Recent developments in nanomedicine resulted in targeted drug delivery of active compounds into the central nervous system (CNS) either through encapsulated material or attached to nanowires. Nanodrug delivery by any means is supposed to enhance neuroprotection due to rapid accumulation of drugs within the target area and a slow metabolism of the compound. These two factors enhance neuroprotection than the conventions drug delivery. However, this is still uncertain whether nanodrug delivery could alter the pharmacokinetics of compounds making it more effective or just longer exposure of the compound for extended period of time is primarily responsible for enhanced effects of the drugs. Our laboratory is engaged in understanding of the nanodrug delivery using TiO(2) nanowires in CNS injuries models, for example, spinal cord injury (SCI), hyperthermia and/or intoxication of nanoparticles with or without other comorbidity factors, that is, diabetes or hypertension in rat models. Our observations suggest that nanowired drug delivery is effective under normal situation of SCI and hyperthermia as evidenced by significant reduction in the blood-brain barrier (BBB) breakdown, brain edema formation, cognitive disturbances, neuronal damages, and brain pathologies. However, when the pathophysiology of these CNS injuries is aggravated by nanoparticles intoxication or comorbidity factors, adjustment in dosage of nanodrug delivery is needed. This indicates that further research in nanomedicine is needed to explore suitable strategies in achieving greater neuroprotection in CNS injury in combination with nanoparticles intoxication or other comorbidity factors for better clinical practices.

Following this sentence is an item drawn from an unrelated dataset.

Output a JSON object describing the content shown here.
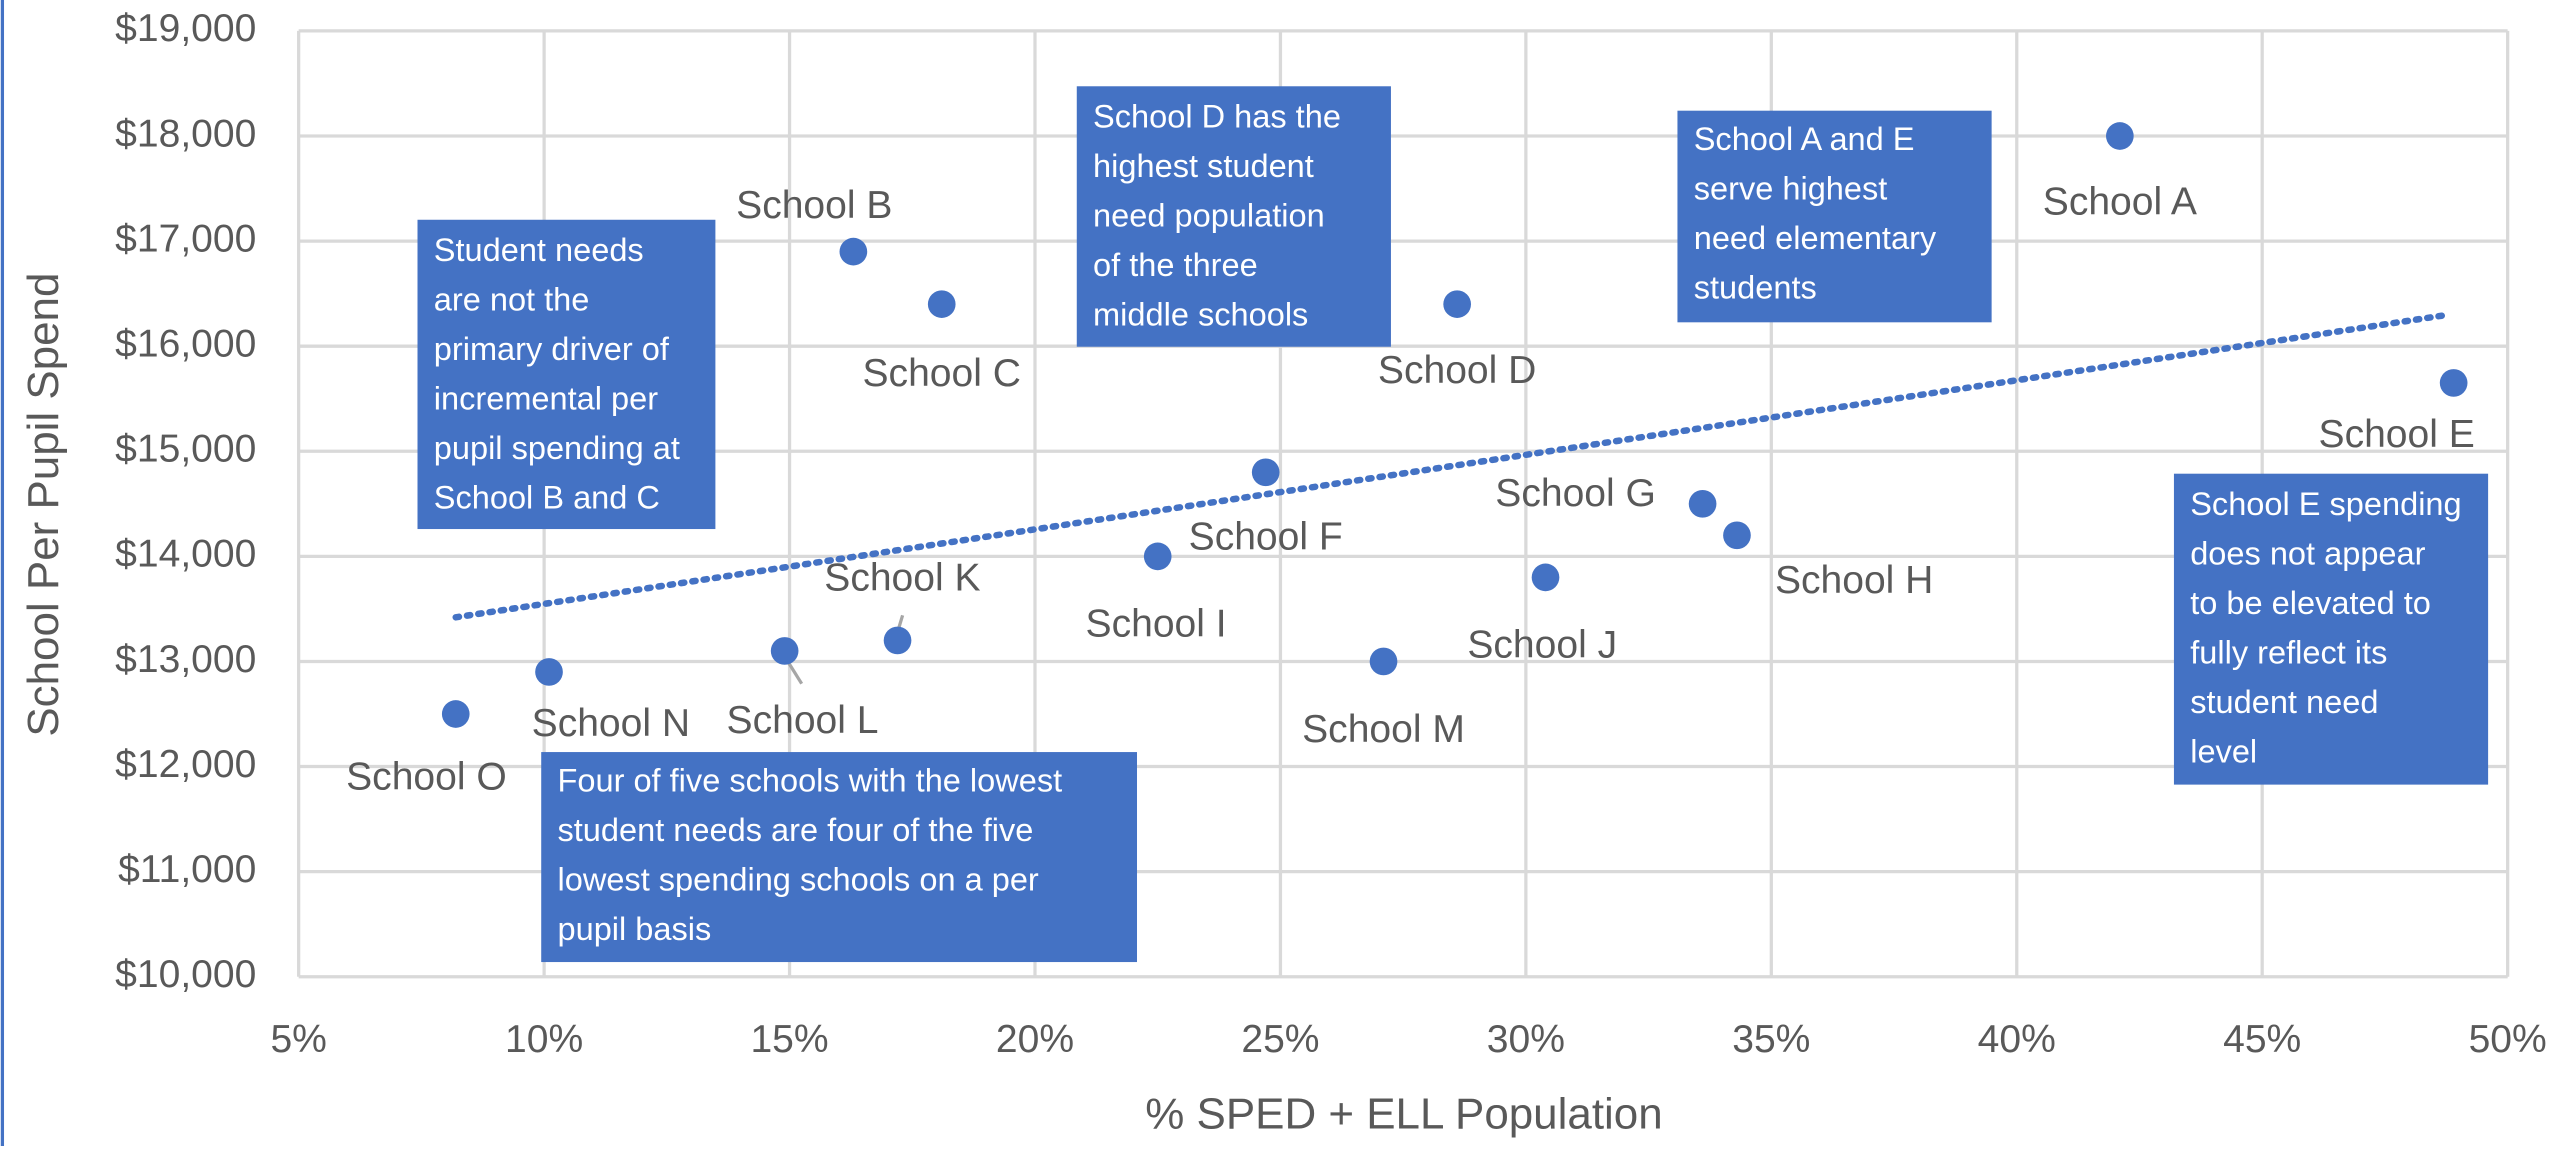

Antibodies to Serotonin Attenuate Closed Head Injury Induced Blood-Brain Barrier Disruption and Brain Pathology

Closed head injury (CHI) often results in profound brain swelling and instant death of the victims due to compression of the vital centers. However, the neurochemical basis of edema formation in CHI is still obscure. Previous studies from our laboratory show that blockade of serotonin synthesis prior to CHI in a rat model attenuates brain edema, indicating a prominent role for serotonin in head injury. Thus, neutralization of endogenous serotonin activity and/or blocking of its receptors will induce neuroprotection in CHI. Since serotonin has more than 14 receptors and selective serotonin antagonists are still not available, we used serotonin antiserum to neutralize its in vivo effects before or after CHI in a rat model. CHI was produced by an impact of 0.224 N on the right parietal skull bone under Equithesin anesthesia by dropping a weight of 114.6 g from a height of 20 cm through a guide tube. This concussive brain injury resulted in blood–brain barrier (BBB) disruption, brain edema formation, and volume swelling at 5 h that were most pronounced in the contralateral cerebral hemisphere. The plasma and brain serotonin levels were increased several‐fold at this time. Intracerebroventricular administration of serotonin antiserum (1:20, monoclonal) into the left lateral cerebral ventricle (30 μL in PBS) 30 min before or 30 min (but not 60 min) after CHI significantly attenuated BBB disruption, brain edema formation, volume swelling, and brain pathology. The plasma and brain serotonin levels continued to remain high. These observations are the first to suggest that antiserum to serotonin when administered into the CSF during the early phase of CHI are capable of inducing neuroprotection.